For his mother

Congregation Leaving the Reformed Church in Nuenen

There is a unique family story behind this painting of the Reformed Church in Nuenen. Van Gogh was temporarily living with his parents again in their village in Noord-Brabant (NL).

He made this small painting for his mother in early 1884. She was confined to bed with a broken leg, and he wanted to cheer her up. He chose his subject carefully: his father was the minister of this church. 

The early 19th-century church in Nuenen today.

Fortunately ma’s mood is very equable and content, considering her difficult situation. And she amuses herself with trifles. I recently painted the little church with the hedge and the trees for her.

Letter to Theo van Gogh, Nuenen, c. 3 February 1884.

Significant detail

Van Gogh gave the picture even greater emotional meaning by changing it after the death of his father. He painted autumn leaves on the bare winter trees and also added little groups of churchgoers. Some of them are in mourning, a significant detail.

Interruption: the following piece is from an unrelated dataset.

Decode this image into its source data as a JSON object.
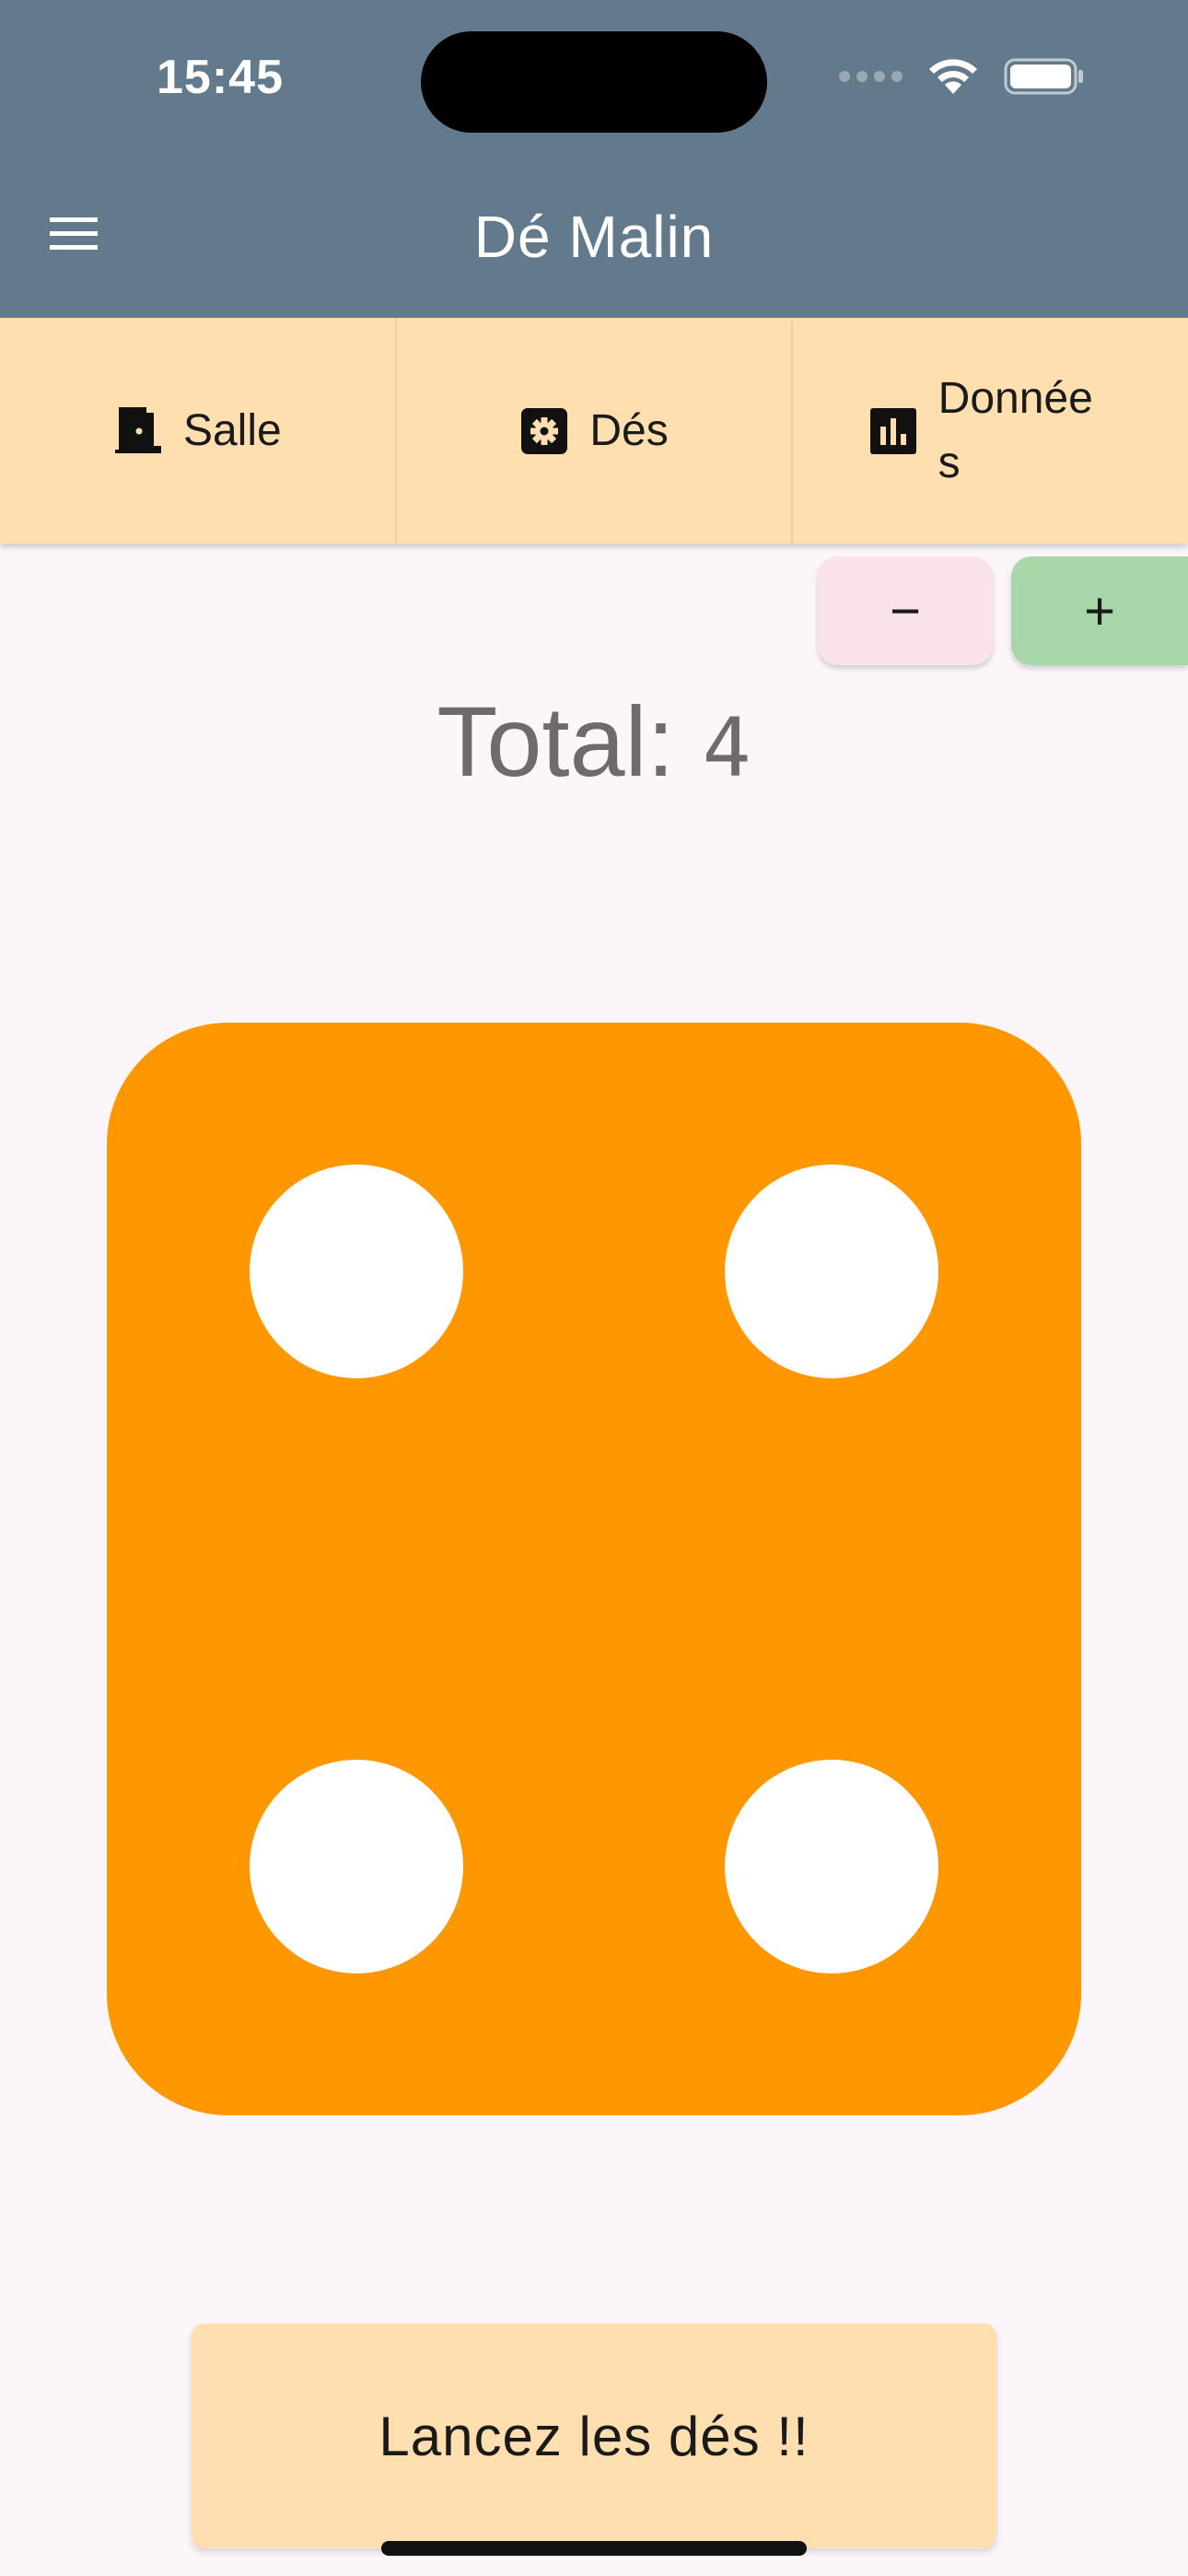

The churchgoers dressed in black mourning clothes that Van Gogh added to the painting about eighteen months later are probably a reference to the death of his father. He had died of a stroke half a year before, in spring 1885. 

Congregation Leaving the Reformed Church in Nuenen is the only painting that Van Gogh made of this early 19th-century church. He preferred to paint the old Medieval church tower in Nuenen, as a symbol of the old rural community.